For those of you who failed to adequately prepare for the glorious night, BOO! (you whores). The witching hours are upon us. You have limited time to come up with a sexy costume. Halloween is tonight. Unless you live in the Northeast, where Halloween has been resheduled to November 5th, though, that might just be for trick-or-treaters. Halloween doesn’t have to be about buying a great costume, it’s about doing something creative with the stuff you already have. Anyway, here are ten simple last-minute costume ideas that you can put together with the clothing you already own.
1. Any animal
Like Cady Heron said, the really extreme girls just do lingerie and animal ears. You don’t have to go out in lingerie, a little black dress works fine, and EVERYONE has one. You can quickly run to the store for some ears, or if you want, you can make some of your own and attach them to a headband/bobby pins out of something in your craft drawer. But please do some whiskers to look more festive. (Hint: the black on the underside of your nose, like where the nostrils are, looks better than on the tip of your nose).

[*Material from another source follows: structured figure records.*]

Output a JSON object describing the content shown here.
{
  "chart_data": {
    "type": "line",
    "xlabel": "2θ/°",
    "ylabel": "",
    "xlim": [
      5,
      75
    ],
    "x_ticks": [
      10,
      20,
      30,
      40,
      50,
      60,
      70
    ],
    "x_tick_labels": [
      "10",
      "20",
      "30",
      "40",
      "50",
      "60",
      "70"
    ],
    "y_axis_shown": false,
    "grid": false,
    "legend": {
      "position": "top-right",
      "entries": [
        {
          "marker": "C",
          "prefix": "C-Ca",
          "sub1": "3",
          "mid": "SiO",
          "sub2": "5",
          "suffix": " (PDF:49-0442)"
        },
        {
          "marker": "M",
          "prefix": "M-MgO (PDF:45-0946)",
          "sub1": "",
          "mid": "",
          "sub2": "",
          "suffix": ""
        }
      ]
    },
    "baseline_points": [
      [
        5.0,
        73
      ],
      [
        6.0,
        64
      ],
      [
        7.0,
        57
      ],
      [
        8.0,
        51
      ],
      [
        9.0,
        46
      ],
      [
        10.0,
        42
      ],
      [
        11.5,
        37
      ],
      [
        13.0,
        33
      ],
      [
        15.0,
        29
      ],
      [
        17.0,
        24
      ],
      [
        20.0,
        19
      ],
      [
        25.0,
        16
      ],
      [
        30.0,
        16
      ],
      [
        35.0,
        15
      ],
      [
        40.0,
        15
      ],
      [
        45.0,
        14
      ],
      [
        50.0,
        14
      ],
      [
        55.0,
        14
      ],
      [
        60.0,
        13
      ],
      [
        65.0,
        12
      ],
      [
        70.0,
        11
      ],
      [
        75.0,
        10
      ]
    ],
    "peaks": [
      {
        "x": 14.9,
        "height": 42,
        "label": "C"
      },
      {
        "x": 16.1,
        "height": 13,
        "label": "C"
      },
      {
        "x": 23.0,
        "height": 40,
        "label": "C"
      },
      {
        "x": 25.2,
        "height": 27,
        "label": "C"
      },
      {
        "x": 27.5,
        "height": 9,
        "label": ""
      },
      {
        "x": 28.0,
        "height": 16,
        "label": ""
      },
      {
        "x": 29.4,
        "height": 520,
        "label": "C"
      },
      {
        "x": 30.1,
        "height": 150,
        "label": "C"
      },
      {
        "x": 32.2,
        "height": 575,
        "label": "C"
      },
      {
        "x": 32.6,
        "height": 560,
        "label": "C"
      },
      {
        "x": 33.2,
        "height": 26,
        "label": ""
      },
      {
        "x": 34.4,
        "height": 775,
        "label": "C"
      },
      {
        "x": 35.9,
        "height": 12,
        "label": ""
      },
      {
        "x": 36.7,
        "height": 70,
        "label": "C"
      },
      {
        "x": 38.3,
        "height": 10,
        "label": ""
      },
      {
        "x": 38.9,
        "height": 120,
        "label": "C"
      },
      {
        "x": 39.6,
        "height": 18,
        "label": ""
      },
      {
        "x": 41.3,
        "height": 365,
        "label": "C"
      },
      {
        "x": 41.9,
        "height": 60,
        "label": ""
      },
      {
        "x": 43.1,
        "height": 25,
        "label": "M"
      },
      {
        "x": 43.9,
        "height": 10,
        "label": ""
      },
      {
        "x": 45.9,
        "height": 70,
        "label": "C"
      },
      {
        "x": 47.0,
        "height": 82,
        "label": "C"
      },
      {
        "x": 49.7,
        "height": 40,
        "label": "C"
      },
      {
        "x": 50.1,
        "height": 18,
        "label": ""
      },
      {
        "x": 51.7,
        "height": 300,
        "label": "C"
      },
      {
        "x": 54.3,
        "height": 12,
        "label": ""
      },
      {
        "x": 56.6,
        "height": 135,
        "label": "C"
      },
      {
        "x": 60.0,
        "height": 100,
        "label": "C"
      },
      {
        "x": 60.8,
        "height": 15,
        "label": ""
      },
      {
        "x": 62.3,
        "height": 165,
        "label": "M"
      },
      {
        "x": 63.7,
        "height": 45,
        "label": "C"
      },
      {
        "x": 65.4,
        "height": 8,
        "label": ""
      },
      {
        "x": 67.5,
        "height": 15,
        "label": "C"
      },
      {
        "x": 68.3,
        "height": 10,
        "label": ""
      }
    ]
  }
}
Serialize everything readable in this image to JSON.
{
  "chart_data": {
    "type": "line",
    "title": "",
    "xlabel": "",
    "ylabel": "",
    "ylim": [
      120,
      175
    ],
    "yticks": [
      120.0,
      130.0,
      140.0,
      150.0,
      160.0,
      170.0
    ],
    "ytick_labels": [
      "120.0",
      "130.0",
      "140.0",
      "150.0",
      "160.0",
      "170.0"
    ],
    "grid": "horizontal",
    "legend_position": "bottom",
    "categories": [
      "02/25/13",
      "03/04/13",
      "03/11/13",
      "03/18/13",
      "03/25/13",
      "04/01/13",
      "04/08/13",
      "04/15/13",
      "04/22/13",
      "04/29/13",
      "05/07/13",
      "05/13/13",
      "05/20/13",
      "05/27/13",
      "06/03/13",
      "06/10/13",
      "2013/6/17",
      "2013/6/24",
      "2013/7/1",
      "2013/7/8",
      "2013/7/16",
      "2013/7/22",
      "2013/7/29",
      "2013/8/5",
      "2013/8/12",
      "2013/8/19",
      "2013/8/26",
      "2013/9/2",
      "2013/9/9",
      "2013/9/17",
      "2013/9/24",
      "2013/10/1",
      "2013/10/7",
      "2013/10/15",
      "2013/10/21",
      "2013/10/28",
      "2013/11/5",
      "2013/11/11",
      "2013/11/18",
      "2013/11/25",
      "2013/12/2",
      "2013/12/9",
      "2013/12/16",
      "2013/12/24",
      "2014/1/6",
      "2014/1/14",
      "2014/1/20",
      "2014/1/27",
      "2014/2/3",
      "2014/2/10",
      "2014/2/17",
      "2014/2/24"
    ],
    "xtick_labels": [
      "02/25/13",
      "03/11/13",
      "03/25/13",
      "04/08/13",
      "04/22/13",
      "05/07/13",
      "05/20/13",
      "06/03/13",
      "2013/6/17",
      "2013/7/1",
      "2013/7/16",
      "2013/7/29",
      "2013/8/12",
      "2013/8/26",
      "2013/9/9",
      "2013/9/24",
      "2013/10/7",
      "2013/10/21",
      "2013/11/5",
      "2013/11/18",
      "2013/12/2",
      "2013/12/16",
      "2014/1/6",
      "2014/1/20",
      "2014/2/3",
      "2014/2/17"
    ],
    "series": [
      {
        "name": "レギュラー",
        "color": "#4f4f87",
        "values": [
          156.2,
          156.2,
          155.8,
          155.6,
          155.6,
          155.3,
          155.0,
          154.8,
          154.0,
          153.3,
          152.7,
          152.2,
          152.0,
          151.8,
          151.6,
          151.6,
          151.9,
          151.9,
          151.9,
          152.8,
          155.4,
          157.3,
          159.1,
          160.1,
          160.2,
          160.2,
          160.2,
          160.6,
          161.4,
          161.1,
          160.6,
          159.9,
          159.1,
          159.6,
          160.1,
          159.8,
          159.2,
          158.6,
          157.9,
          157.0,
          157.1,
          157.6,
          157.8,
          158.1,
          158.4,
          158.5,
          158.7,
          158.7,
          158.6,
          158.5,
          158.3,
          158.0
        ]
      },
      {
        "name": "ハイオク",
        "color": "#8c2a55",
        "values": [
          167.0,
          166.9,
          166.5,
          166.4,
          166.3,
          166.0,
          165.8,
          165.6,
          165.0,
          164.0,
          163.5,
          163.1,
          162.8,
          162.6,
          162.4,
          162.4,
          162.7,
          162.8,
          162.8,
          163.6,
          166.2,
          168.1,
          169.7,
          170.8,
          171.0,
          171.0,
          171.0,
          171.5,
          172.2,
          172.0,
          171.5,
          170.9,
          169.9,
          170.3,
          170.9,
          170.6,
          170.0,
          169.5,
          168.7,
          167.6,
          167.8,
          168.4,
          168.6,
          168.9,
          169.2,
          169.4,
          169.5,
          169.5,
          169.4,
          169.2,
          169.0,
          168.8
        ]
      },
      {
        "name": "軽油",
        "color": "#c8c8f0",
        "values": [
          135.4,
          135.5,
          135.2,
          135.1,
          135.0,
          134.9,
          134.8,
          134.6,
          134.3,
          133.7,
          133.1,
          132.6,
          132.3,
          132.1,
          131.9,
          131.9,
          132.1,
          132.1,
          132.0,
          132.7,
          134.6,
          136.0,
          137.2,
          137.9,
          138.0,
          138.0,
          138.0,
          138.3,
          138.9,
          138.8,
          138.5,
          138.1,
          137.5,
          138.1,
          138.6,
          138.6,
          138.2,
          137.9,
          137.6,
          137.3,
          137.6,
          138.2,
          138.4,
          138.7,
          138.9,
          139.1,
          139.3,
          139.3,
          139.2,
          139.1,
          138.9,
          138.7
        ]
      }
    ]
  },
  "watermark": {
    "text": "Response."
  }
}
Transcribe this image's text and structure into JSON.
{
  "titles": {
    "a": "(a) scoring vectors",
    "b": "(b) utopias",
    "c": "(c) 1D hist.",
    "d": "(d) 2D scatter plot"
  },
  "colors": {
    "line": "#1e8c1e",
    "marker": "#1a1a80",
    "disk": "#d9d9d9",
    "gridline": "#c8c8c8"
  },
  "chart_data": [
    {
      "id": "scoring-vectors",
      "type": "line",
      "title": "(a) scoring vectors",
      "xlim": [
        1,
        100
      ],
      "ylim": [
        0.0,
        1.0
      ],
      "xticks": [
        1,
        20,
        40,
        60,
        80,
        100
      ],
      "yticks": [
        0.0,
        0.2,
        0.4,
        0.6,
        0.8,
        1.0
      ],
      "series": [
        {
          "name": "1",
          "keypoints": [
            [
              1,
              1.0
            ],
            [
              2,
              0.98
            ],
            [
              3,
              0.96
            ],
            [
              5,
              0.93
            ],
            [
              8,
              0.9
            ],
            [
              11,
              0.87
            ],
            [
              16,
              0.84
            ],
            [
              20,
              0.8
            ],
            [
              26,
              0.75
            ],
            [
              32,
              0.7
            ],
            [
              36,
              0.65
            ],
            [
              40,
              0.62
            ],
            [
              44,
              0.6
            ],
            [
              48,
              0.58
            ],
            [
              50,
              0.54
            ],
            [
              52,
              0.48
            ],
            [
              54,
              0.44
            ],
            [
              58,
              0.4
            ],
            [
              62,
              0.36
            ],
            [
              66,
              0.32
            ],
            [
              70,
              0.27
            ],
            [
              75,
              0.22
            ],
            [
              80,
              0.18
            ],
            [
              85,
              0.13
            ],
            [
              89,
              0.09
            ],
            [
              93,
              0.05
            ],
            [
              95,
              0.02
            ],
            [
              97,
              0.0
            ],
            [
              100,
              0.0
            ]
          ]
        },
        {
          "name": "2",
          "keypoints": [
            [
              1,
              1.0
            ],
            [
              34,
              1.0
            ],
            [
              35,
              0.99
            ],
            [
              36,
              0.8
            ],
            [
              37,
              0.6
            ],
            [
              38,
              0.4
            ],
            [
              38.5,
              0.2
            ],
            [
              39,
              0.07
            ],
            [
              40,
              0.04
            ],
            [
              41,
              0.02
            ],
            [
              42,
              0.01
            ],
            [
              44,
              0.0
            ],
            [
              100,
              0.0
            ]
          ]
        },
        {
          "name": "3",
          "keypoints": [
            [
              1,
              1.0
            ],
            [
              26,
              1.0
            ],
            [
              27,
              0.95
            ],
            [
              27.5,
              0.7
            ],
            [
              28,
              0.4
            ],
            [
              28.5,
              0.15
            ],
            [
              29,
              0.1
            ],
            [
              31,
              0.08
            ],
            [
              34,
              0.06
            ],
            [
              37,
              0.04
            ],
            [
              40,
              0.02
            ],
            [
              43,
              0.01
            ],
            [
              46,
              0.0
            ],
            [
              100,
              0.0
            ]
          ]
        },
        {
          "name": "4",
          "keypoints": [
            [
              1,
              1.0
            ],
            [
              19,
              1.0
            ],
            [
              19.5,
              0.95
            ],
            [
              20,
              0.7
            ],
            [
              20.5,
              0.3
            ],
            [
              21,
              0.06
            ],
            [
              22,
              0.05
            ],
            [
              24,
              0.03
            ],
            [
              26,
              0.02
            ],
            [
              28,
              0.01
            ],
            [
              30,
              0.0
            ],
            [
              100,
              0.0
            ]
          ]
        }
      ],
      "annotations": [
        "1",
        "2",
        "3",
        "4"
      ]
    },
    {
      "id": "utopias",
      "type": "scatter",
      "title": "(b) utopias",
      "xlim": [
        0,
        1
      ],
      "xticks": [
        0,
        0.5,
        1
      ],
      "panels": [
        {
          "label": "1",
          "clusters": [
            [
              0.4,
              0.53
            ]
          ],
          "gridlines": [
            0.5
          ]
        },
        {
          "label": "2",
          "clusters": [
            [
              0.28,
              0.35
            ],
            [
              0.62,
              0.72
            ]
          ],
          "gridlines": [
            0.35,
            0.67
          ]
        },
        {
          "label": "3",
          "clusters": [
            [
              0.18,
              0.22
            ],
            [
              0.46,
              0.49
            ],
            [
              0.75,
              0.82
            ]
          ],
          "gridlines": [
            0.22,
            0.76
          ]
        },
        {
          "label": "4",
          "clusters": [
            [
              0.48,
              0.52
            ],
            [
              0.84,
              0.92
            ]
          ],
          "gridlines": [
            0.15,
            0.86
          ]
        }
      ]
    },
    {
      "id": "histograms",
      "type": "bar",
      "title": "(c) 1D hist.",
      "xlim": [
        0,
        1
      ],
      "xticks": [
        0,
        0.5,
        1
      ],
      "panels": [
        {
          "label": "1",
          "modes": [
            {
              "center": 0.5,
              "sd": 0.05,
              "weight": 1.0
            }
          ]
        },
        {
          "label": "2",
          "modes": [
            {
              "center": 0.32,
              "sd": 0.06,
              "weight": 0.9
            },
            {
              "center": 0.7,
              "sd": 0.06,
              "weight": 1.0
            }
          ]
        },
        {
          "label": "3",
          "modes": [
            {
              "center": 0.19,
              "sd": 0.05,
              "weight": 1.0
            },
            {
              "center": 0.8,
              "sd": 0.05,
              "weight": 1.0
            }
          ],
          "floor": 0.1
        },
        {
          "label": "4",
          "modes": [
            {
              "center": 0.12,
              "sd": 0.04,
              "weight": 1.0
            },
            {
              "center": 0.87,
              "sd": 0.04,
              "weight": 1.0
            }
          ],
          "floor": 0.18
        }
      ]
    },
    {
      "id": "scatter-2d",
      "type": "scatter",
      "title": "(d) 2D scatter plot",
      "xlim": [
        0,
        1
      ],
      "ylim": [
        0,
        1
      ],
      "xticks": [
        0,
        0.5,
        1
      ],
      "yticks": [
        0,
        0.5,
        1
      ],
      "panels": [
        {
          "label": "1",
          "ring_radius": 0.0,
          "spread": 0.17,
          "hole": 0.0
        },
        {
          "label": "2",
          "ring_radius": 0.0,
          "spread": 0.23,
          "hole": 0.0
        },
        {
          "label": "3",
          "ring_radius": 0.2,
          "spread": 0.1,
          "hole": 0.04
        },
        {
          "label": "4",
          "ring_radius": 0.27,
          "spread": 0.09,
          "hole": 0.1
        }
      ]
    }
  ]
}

I was last-minute a queen bee one year, made my own antennae with a pipe cleaner I curled up and attatched yellow clay balls to the end. (I already had a crown), and just wore a regular black going out skirt and a yellow tank. Easy peasy. A devil works too with the LBD or a red skirt/dress situation if you have that.
2. Something holiday-themed
I’m sure you have a bunch of ugly christmas sweaters and America gear stored away somewhere. Put something cute together and say you’re “Christmas cheer” or Uncle Sam and just add an “I want you” button or tramp stamp somewhere to your body. You can quickly buy a top hat from Hobby Lobby, and if you don’t have time to craft it, it’s fine if it’s just black.
You can literally wear your normal clothes and just do some scary make-up and be a zombie. I’d suggest grabbing an old plaid shirt to authenticate your look. If you have one that’s long enough you can just belt it and pair it with some tights that you rip up. Leave the top button down, now you’re a sexy zombie. Awesome.
4. 80s Girl
So easy. If you don’t have something neon and an off-the-shoulder shirt, you have no business being in a sorority. It’s definitely easy to put together, and you get to wear your fishnets again. And legwarmers. And a giant Madonna-styled bow.
I’ll be damned if your big didn’t give you a pink tutu during princess day of big/little week. Step one: pink tank. Step two: tutu on your body. Step three: something to cover your butt (a little). Glitter up some pantyhose, and add rhinestones to your face with eyelash glue. A tiara would be a cute addition as well. You’re good to go.
Maybe not every person in the world has hoop earrings for one reason or another, but SOME person you know, 100% does. One hoop earring. A red bandana in your hair. And again, a little black dress. Heavy heavy eye-liner. You may even have a chunky gold belt from a few years ago that you can put around your waist. You can buy a patch for your eye, or make one with a piece of black felt or fabric, and hot glue it to a black ribbon to put around your head.
7. Risky business
This is literally the easiest costume of all time. Giant button-up – if you don’t have one you can borrow one from a guy friend, or your slutty friend’s closet. I’m sure she has plenty. Socks. Sunglasses. Donezo.
8. A Hippie
Add some braids to your hair, and a fake flower if you have one lying around. Some aviators. I know you have jorts and a loose shirt. Hopefully a vest too. Put a giant headband across your forehead, and draw a peace sign on your cheek.
Whatever you’d wear to a CEOs and Corporate hoes. Tiny skirt or shorts and a button-up that’s hardly buttoned up. Add some glasses and you’re every school boy’s fantasy. Add pigtails to be a schoolgirl or a bowtie to be a nerd.
10. Dead Sorority Girl
I know you already have all the components, just add them together. Wear a pair of norts, a big party tank, a GIANT bow, and some pearls. Tease the shit out of your hair and do your makeup like you’re dead. There you have it.